Ha vinto la comunità del territorio. O per lo meno la comunità che domenica mattina si è mobilitata per recarsi a Suvignano. Lo ha fatto sotto il sole di una mattinata di fine estate, percorrendo un paio di chilometri a piedi per arrivare nella tenuta tanto dibattuta nelle ultime settimane. Una comunità composta da amministratori pubblici e tanti semplici cittadini, da uomini e donne, da giovani e anziani. Tutti uniti dalla volontà di dare una risposta e porsi al fianco di chi lotta e rischia la vita per combattere la criminalità organizzata. “Qui la comunità è sempre molto attenta alle tematiche della legalità”, ha detto nell’occasione Franco La Torre. Lo ha detto a ragion veduta. Lo ha detto un uomo la cui esistenza è stata irrevocabilmente segnata dalla mafia che nel 1982 uccise suo padre perché lui, l’onorevole Pio La Torre, si stava battendo per dar vita ad una legge sull’associazione mafiosa e per confiscare i patrimoni delle organizzazioni mafiose.

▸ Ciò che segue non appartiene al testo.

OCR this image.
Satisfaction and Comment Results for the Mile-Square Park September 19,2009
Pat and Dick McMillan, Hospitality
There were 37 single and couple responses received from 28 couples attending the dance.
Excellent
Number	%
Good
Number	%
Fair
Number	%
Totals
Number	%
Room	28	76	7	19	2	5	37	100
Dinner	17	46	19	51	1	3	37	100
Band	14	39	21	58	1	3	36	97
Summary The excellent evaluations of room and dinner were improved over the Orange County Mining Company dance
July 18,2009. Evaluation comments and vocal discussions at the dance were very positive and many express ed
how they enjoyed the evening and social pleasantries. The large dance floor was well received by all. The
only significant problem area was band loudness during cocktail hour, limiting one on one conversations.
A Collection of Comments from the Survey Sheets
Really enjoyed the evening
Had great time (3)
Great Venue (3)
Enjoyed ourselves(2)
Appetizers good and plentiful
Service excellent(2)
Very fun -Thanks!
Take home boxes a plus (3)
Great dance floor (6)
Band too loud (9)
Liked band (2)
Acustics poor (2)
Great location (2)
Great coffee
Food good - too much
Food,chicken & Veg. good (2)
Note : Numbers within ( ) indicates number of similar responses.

Con la mobilitazione si può ottenere qualcosa, allora come oggi. Suvignano rappresenta un simbolo della lotta alla mafia, questa tenuta va inquadrata nel più ampio contesto e scenario di giustizia e di educazione alla legalità. Domenica mattina tanti sindaci del territorio si sono posizionati in prima fila, uno accanto all’altro, con le fasce tricolori bene in vista. Una presenza importante e simbolica, la loro. I primi cittadini si oppongono alla presenza della mafia in questo territorio, una mafia che, come ha ricordato Franco La Torre in un’intervista al Corriere di Siena, ormai è una holding internazionale pronta ad investire un po’ ovunque i propri capitali ottenuti da operazioni sporche ed illecite. Un mafioso si era acquistato la tenuta di Suvignano e lo Stato si era ripreso la bellissima e grande azienda agricola situata nel comune di Monteroni d’Arbia. Ma la vendita all’asta era un salto nel buio.

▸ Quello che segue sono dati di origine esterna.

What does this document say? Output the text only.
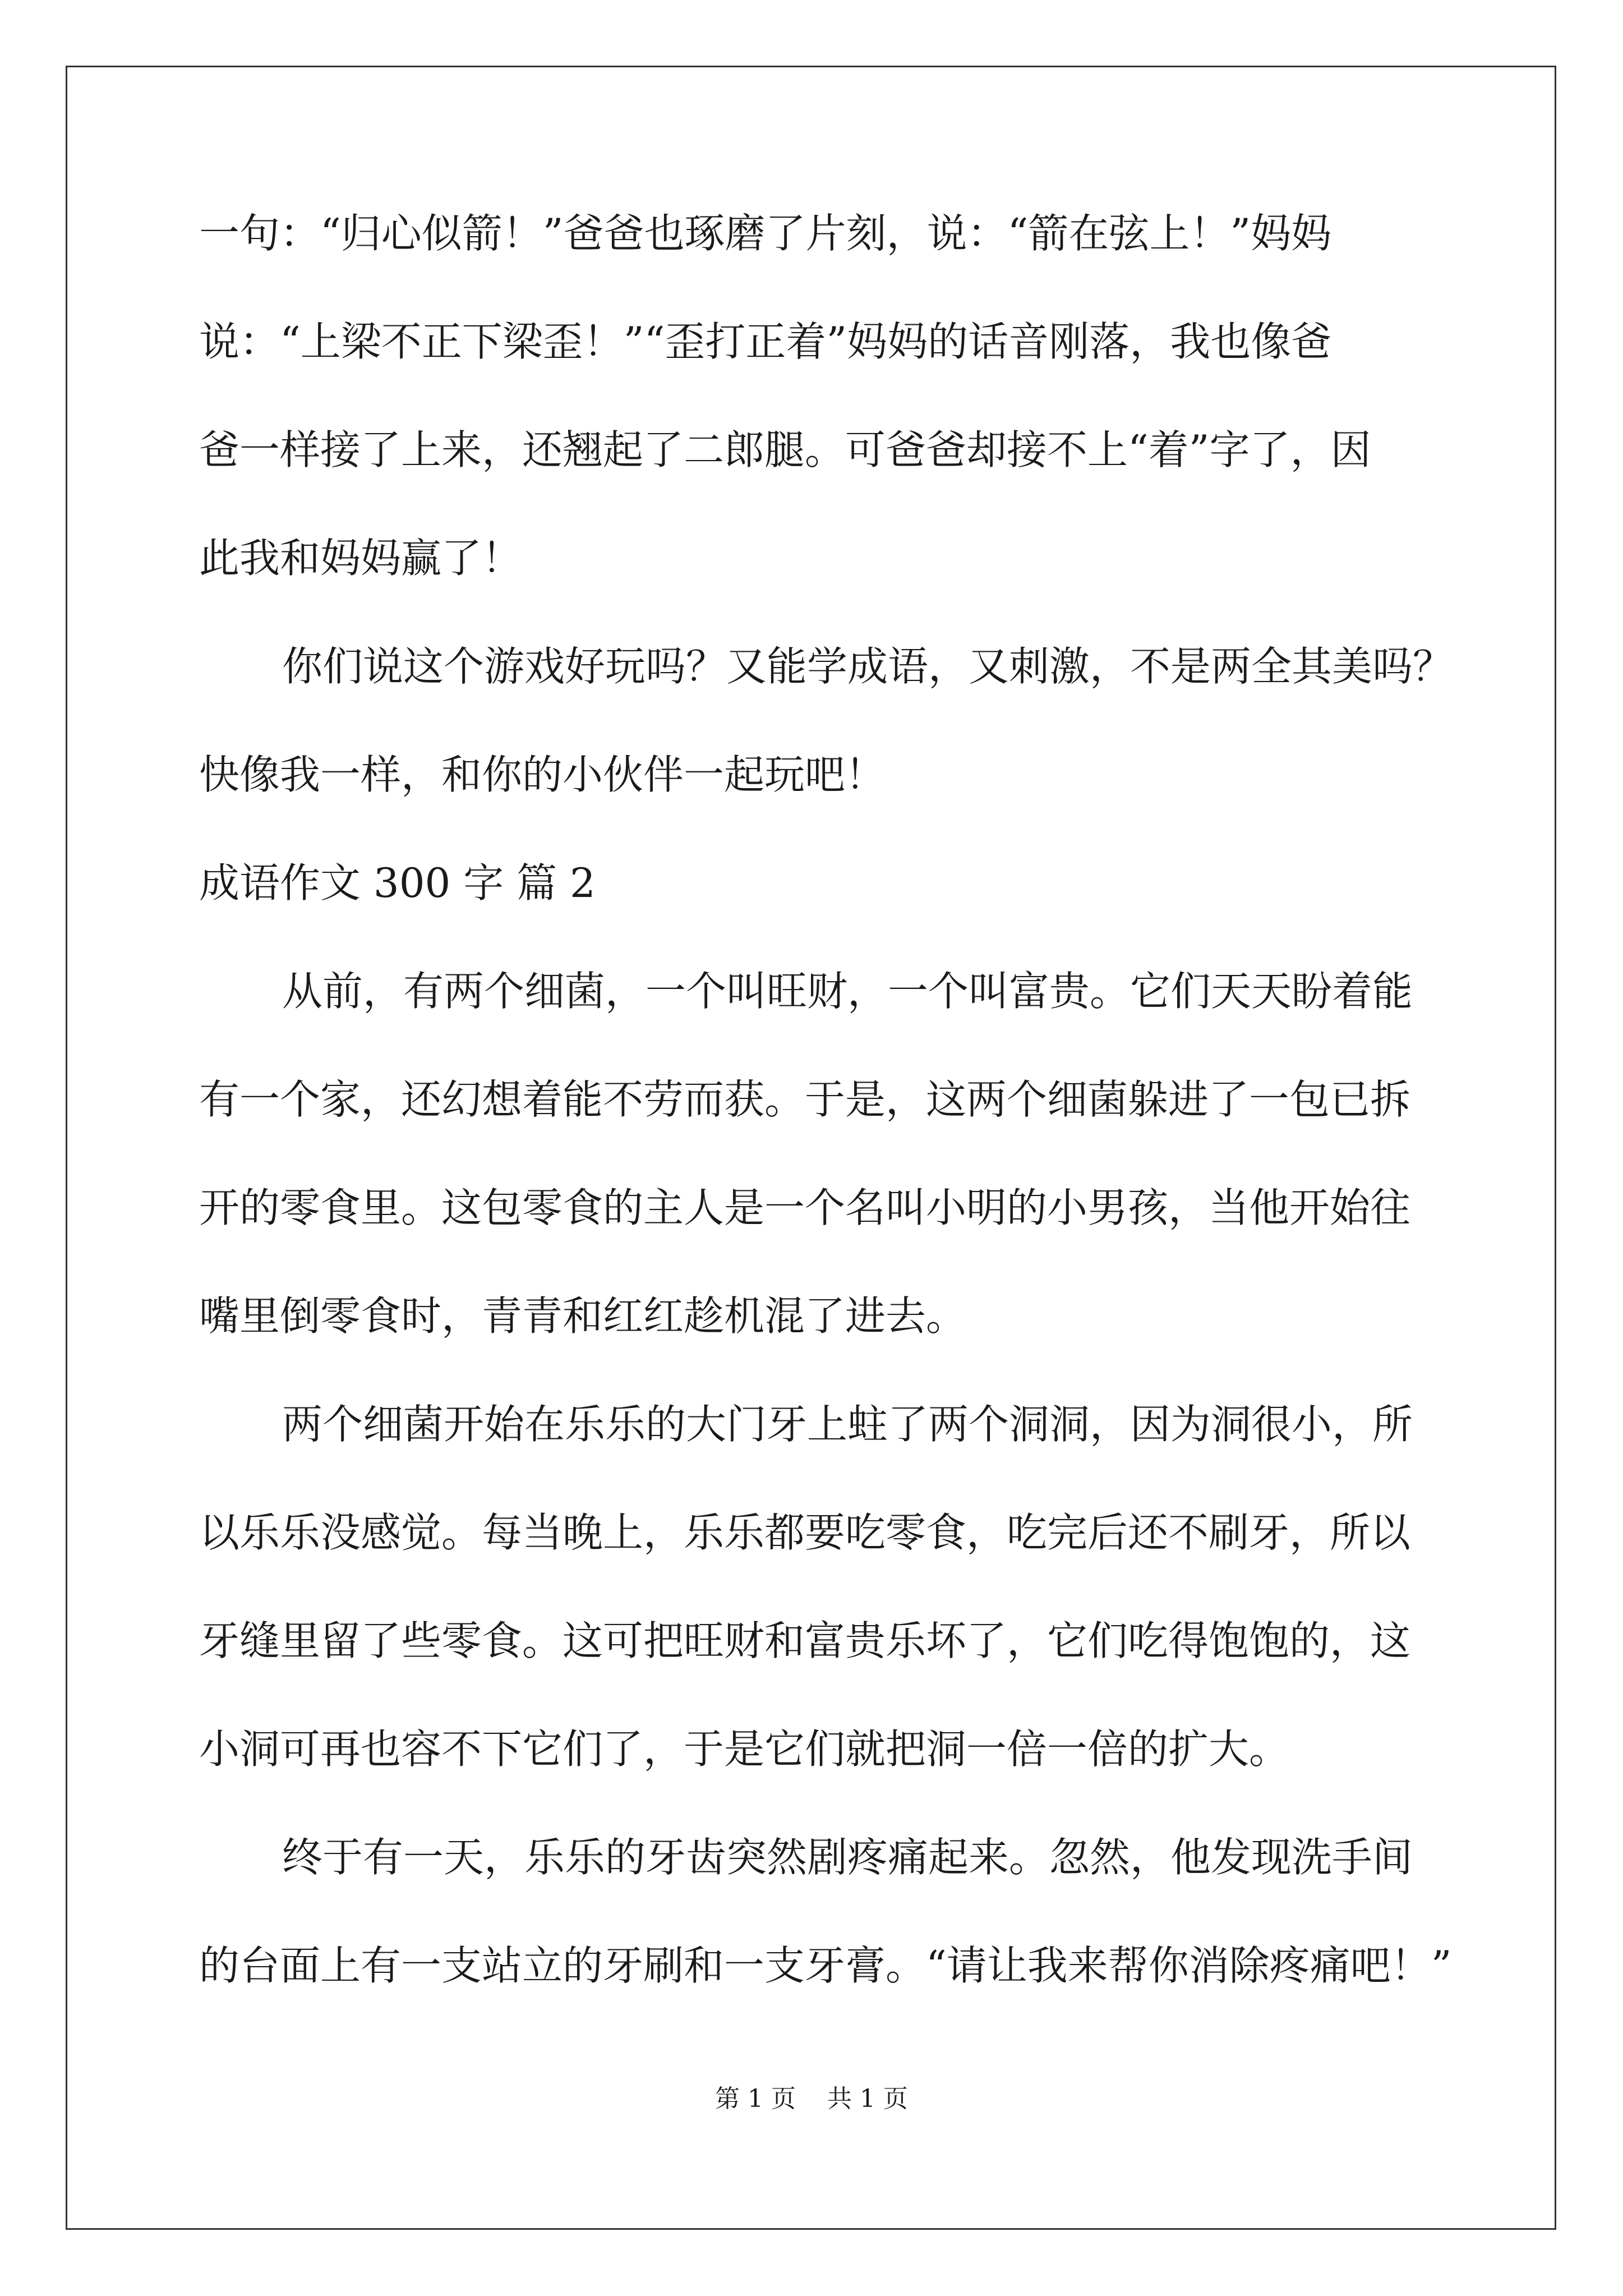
一句：“归心似箭！”爸爸也琢磨了片刻，说：“箭在弦上！”妈妈
说：“上梁不正下梁歪！”“歪打正着”妈妈的话音刚落，我也像爸
爸一样接了上来，还翘起了二郎腿。可爸爸却接不上“着”字了，因
此我和妈妈赢了！
你们说这个游戏好玩吗？又能学成语，又刺激，不是两全其美吗？
快像我一样，和你的小伙伴一起玩吧！
成语作文 300 字 篇 2
从前，有两个细菌，一个叫旺财，一个叫富贵。它们天天盼着能
有一个家，还幻想着能不劳而获。于是，这两个细菌躲进了一包已拆
开的零食里。这包零食的主人是一个名叫小明的小男孩，当他开始往
嘴里倒零食时，青青和红红趁机混了进去。
两个细菌开始在乐乐的大门牙上蛀了两个洞洞，因为洞很小，所
以乐乐没感觉。每当晚上，乐乐都要吃零食，吃完后还不刷牙，所以
牙缝里留了些零食。这可把旺财和富贵乐坏了，它们吃得饱饱的，这
小洞可再也容不下它们了，于是它们就把洞一倍一倍的扩大。
终于有一天，乐乐的牙齿突然剧疼痛起来。忽然，他发现洗手间
的台面上有一支站立的牙刷和一支牙膏。“请让我来帮你消除疼痛吧！”
第 1 页    共 1 页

“Lo Stato non deve ricavare profitto dai beni confiscati alla mafia”, ha detto il sindaco di Monteroni d’Arbia Jacopo Armini. In prima fila tutti i sindaci annuivano a questa affermazione. Chi avrebbe investito 22 milioni di euro per acquistare la tenuta? C’era il rischio che la tenuta potesse finire, o tornare, nelle mani sbagliate. Va considerato che gli enti locali già da tempo stavano preparando un progetto alternativo. Chiedevano soltanto tempo per poterlo mettere in campo. Molti hanno sottolineato le lungaggini burocratiche dell’assegnazione definitiva dei beni confiscati. Ma il progetto c’era. E adesso potrà prendere vita e realizzarsi. La mobilitazione, quindi, ha dato i suoi frutti. “Siamo qui oggi per riprenderci Suvignano”, ha detto e ripetuto tra tanti applausi Armini. Ce l’ha fatta. Tutta la comunità presente domenica mattina ce l’ha fatta. Ma adesso si guarda al futuro: il progetto deve funzionare.
Può naturalmente, questa è la speranza, portare anche alla nascita di nuovi posti di lavoro. L’azienda è sana e produce tanti generi alimentari. “Suvignano può stare sul mercato”, ha detto convintamente Franco La Torre. Adesso non c’è che da dimostrarlo.